I Am 'Totally' Human: Bypassing the reCaptcha

Automating tasks through the Internet has been of interest in recent years. By writing a script a user could automate the process of submitting a form to a webserver and prevent legitimate users from acquiring a scarce product on an e-Commerce site (concert tickets, clothing pieces), or in extreme cases submit large amount of requests to the server for offensive purposes. System administrators have tried to prevent automated scripts from submitting forms through a program primarily through the implementation of a “captcha”, a Completely Automated Public Turing Test to Tell Computers and Humans Apart.

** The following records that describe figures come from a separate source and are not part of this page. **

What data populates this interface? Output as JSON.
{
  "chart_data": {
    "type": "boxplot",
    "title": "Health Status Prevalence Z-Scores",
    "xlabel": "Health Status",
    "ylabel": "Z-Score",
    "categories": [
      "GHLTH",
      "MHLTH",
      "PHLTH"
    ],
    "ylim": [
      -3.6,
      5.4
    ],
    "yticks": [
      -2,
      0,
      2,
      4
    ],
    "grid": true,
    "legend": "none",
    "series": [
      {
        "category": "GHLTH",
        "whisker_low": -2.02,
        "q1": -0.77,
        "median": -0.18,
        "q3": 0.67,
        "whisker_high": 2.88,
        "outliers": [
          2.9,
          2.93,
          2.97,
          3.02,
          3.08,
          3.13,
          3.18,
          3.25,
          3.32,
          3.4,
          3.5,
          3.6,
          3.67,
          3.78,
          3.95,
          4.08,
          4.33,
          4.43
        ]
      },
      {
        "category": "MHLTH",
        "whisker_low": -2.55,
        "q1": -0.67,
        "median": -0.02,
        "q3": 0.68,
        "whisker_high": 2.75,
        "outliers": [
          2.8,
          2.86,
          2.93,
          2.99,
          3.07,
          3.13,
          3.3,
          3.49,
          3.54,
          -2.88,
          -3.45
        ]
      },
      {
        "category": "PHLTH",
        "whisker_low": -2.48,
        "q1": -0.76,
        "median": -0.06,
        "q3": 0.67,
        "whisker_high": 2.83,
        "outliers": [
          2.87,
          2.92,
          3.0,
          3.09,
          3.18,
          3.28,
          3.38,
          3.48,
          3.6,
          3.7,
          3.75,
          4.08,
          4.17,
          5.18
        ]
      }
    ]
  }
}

Our task is to build a program that will load a given URL, populate a form with provided data, and (most importantly) complete the challenge to submit the form. Using an Audio Transcription API we will build a bot to retrieve an audio captcha challenge from the Google reCaptcha Widget, send the audio sample through the API and retrieve the answer to finally submit the form and masquerade as “totally human.” Although we wrote the code to perform these tasks, the technology used in our project is not of our own design: from the audio formatting library used to split the challenge sample, to the web browser controller used to automate a user's interaction with a site, and to the public API used to transcribe audio files; we utilize various technologies together to build our script that processes and passes a Google reCaptcha challenge. This same procedure could be carried out by another person reasonably adept at using a computer, indicating a potential for this project to be reused by other programmers.


2017 13th International Conference on Signal-Image Technology & Internet-Based Systems (SITIS), Jaipur, India.